US Bank Crisis Looms As Deposit Outflows Accelerated Last Week, Loan Volumes Stagnate
With the imminent expiration of The Fed’s bank bailout facility (reminder they were 12-month collateralized term loans), and with The Fed’s reverse repo facility see a massive $128BN in liquidity sucked out of it in the last two days, this week’s excitement over at NYCB again is sure to have seen some depositors question their decisions (but we won’t know about that for a couple of weeks as The Fed needs time to ‘manage’ the data).

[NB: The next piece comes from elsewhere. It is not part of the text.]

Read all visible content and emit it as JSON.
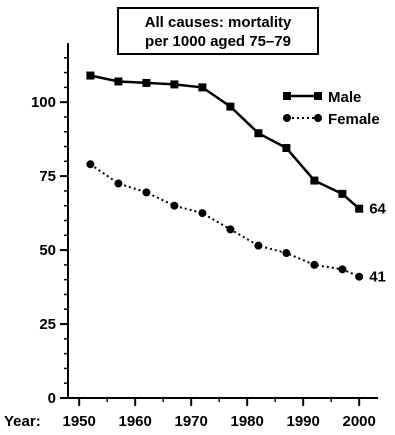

RRP’s collision with the x-axis is right on schedule…
Source: Bloomberg
And while The Fed’s balance sheet continues to contract, we do note that the pace of contraction has slowed significantly this year…
Source: Bloomberg
And at the same time, inflows to money-market funds continued to take total assets to fresh record highs…
Source: Bloomberg
…as banks saw deposits decline $48BN (SA) last week ($86BN in the last 3 weeks)…
Source: Bloomberg
On a non-seasonally-adjusted basis, total deposits fell $74BN in the week ending 2/21 (down $206BN in 2024)…
Source: Bloomberg
And, excluding foreign banks, domestic deposits dropped $46BN SA (Large Banks -$36BN, Small Banks -$10BN), and tumbled $69BN NSA (Large Banks -$62BN, Small Banks -$7BN)
Source: Bloomberg
On the other side of the ledger, there basically no activity at all in loans from small or large banks. Quite an odd print…
Source: Bloomberg
US equity market cap remains dramatically decoupled from bank reserves at The Fed. The last time it was this decoupled didn’t end well…
Source: Bloomberg
And finally, as if you needed a reminder after this week’s NYCB debacle – despite the rebound off the lows again this week in regional bank shares, which must mean everything is awesome, right? – the regional bank crisis is still very much alive as evidenced by the red line below (without The Fed’s imminently expiring BTFP facility)…
Source: Bloomberg
…what else are big banks (green line) going to do with all that cash burning a hole in their pockets (although we do note a big cash drop at large banks – which includes NYCB, but this was the week before).
As one veteran Fed watcher remarked “this is such a clusterfuck… deposits should be $500BN lower”
Source: Bloomberg
The bottom line is – this looks a lot like a ‘Small Bank’ crisis. The last time this happened, the crisis sparked a sudden $300BN ‘run’ in small bank deposits (this time it’s bigger!).
Is The Fed ‘hoping’ for a controlled bank-run this time – so as many small bank deposits are drained voluntarily, before they are drained all at once in a panic (and the Reverse Repo facility is empty, unable to provide any cushion)?